What are linguistic meanings, and what must they be if they are represented in the mind? This course introduces the problem of connecting formal semantic theory with the broader enterprise of cognitive science. We begin with Fodor’s desiderata for an adequate theory of concepts — compositionality, atomism, publicity — and the Language of Thought framework in which they are embedded. We then survey influential models of concepts from psychology, including prototype and exemplar theories, and evaluate them against these desiderata, finding that the properties that make such models useful for explaining categorization behavior are not obviously the properties that make meanings useful for building thoughts. This raises a sharp question: if word meanings aren’t prototypes or exemplars, what are they, and how do they connect to the cognitive systems that anchor language in perception and action? We approach this question initially through the case study of how adults and children verify and acquire quantificational expressions like more and most. We then examine how comparative constructions more generally interact with the mass/count and telicity distinctions to reveal connections between sentence structure and ontological commitment, introducing dimensional resolution as a window onto the interface between linguistic meaning and domain-specific cognition. The course closes by developing a “two concepts” view motivated by converging evidence from word learning: general-purpose concepts (G-concepts) are the stable, compositional representations that serve as word meanings, while special-purpose concepts (S-concepts) store rich categorical information and anchor cognition in the world. The two are connected but not identical; so, what is the nature of each, and what mediates between them? The course equips participants with the theoretical and empirical tools to begin answering these questions.
Initial draft reading list:
Fodor (1998). Concepts: Where Cognitive Science Went Wrong. [selections]
Fodor & Pylyshyn (1988). Connectionism and cognitive architecture.
Machery (2009). Doing without Concepts. [selections]

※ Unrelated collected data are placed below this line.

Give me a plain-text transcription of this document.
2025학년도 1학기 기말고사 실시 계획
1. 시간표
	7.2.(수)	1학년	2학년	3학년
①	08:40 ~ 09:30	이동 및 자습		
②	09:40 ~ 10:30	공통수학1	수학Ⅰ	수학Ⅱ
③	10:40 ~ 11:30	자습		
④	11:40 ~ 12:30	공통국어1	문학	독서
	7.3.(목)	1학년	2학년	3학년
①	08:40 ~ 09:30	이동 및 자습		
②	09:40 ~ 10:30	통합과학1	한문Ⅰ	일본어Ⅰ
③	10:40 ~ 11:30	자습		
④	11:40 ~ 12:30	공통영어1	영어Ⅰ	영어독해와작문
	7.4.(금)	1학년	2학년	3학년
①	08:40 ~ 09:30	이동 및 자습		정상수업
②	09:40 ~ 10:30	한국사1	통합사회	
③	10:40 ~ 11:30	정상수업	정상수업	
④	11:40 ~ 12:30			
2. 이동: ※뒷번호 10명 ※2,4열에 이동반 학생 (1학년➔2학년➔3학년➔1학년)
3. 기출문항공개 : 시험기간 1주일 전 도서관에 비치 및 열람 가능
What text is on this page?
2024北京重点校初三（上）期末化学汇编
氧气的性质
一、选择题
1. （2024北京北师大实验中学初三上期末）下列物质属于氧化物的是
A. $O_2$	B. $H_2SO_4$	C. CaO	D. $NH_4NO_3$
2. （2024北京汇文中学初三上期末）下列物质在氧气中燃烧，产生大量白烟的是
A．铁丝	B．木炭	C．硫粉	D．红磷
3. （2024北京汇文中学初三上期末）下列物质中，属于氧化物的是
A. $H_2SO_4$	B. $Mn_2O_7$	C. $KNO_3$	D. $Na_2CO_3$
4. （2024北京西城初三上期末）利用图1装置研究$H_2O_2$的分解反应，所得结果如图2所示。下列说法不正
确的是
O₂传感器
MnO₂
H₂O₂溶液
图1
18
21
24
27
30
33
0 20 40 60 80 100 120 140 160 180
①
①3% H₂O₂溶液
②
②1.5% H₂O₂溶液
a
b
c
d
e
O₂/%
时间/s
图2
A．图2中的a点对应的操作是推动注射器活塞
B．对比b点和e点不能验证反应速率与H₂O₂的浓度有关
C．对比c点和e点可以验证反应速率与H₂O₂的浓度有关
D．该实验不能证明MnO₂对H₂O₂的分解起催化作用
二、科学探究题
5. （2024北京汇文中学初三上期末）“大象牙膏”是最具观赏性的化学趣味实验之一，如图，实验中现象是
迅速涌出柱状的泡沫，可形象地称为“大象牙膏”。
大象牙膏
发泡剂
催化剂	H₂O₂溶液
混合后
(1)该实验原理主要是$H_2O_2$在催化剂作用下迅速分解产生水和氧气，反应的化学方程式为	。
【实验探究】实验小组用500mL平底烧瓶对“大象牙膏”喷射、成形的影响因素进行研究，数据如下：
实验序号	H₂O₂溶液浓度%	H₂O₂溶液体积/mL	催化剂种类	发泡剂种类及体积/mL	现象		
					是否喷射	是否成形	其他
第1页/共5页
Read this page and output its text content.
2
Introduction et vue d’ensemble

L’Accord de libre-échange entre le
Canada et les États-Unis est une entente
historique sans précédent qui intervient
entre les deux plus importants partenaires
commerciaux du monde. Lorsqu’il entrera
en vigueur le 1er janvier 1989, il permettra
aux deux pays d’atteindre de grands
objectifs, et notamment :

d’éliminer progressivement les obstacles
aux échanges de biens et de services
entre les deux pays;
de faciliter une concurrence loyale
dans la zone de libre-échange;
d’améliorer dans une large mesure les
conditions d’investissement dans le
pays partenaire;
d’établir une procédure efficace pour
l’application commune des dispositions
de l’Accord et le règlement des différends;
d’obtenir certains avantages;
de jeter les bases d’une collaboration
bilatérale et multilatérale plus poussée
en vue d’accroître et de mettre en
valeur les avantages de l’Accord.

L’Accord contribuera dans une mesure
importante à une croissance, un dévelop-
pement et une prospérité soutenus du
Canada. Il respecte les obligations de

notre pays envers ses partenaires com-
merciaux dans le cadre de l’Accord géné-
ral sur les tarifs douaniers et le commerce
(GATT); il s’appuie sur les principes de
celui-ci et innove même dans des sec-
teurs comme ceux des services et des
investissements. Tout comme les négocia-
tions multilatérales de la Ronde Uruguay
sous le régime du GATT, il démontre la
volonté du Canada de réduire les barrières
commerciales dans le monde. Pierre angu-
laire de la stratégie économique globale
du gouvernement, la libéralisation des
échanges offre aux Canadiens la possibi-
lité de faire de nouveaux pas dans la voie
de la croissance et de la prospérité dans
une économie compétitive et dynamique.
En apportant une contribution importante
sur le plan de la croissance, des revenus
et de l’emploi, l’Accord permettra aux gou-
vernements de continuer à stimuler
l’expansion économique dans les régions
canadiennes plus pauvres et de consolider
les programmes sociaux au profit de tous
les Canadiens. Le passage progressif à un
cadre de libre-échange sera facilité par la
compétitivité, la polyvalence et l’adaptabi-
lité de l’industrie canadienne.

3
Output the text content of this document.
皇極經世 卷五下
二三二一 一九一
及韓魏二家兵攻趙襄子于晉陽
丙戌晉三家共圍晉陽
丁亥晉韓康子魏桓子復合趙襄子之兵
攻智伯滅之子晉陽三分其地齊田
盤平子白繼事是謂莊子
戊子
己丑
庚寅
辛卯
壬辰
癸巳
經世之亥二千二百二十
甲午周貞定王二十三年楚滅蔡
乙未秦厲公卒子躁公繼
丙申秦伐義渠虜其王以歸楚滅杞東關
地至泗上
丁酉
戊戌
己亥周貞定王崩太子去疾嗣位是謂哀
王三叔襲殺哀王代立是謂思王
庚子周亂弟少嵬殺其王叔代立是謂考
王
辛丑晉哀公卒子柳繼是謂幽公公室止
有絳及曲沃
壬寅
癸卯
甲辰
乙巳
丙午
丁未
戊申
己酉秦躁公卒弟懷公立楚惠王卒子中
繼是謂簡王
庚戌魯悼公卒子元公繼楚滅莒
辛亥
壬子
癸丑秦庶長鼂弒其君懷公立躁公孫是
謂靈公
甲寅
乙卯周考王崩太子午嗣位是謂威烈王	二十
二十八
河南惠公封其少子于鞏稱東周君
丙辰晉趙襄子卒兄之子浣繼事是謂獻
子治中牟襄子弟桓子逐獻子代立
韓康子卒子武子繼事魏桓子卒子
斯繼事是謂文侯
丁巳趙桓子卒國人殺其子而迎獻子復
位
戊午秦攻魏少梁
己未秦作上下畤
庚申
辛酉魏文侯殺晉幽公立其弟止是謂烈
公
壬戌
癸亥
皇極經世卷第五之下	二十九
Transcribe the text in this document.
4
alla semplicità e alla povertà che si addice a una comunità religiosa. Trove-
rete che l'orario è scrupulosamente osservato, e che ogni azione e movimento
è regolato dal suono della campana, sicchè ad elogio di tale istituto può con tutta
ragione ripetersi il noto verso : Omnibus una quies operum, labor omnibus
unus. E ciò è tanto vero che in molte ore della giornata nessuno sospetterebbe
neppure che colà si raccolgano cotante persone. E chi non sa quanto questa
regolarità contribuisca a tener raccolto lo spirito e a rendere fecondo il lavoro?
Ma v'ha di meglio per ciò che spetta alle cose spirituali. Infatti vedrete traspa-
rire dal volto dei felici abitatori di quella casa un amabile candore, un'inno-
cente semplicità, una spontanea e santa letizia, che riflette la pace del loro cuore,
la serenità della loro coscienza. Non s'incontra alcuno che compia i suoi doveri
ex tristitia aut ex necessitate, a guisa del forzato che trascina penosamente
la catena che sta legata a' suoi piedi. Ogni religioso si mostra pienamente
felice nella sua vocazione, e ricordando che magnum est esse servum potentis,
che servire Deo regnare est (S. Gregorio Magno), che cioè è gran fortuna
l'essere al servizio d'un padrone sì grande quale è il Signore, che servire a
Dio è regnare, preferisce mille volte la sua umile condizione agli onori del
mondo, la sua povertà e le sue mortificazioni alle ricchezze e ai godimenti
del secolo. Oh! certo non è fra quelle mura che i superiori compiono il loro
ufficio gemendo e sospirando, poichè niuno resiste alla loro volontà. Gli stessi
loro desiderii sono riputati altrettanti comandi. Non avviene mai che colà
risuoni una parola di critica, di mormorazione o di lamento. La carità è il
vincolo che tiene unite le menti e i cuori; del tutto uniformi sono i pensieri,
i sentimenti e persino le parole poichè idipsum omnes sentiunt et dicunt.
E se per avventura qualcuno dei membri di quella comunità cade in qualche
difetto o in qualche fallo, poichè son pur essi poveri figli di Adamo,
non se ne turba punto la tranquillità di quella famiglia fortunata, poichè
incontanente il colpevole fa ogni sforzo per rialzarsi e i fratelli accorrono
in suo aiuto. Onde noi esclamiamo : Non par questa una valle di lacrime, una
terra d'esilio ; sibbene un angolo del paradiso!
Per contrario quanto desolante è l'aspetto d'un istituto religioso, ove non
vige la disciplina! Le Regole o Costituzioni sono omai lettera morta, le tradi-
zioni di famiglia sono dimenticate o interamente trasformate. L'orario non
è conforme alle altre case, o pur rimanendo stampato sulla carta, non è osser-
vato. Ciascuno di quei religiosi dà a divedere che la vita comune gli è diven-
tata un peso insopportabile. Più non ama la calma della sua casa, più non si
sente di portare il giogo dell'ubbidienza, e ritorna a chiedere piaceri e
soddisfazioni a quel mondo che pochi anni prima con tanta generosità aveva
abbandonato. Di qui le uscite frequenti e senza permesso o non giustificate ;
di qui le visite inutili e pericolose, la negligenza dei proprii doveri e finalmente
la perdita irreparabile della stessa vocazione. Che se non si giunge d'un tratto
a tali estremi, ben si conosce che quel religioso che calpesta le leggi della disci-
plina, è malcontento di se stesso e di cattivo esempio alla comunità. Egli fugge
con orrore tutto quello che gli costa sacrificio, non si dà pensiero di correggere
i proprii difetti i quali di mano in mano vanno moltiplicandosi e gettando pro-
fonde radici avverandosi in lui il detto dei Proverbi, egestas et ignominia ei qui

Lidz, Pietroski, Halberda & Hunter (2011). Interface transparency and the psychosemantics of most.
Pietroski (2010). Concepts, meanings, and truth.
Knowlton et al. (2021). Linguistic meanings as cognitive instructions.
Wellwood (2020). Interpreting degree semantics.
Wellwood, Hacquard & Pancheva (2012). Measuring and comparing individuals and events.
Christensen & Wellwood (in prep). Syntax determines dimension.
Horst & Samuelson (2008). Fast mapping but poor retention by 24-month-old infants.
Wang, Akshi, Keil, Kim & Bedny (2026). Constructing meaning from language. Annual Review of Linguistics.
Wellwood (in prep). Two concepts for cognitive science.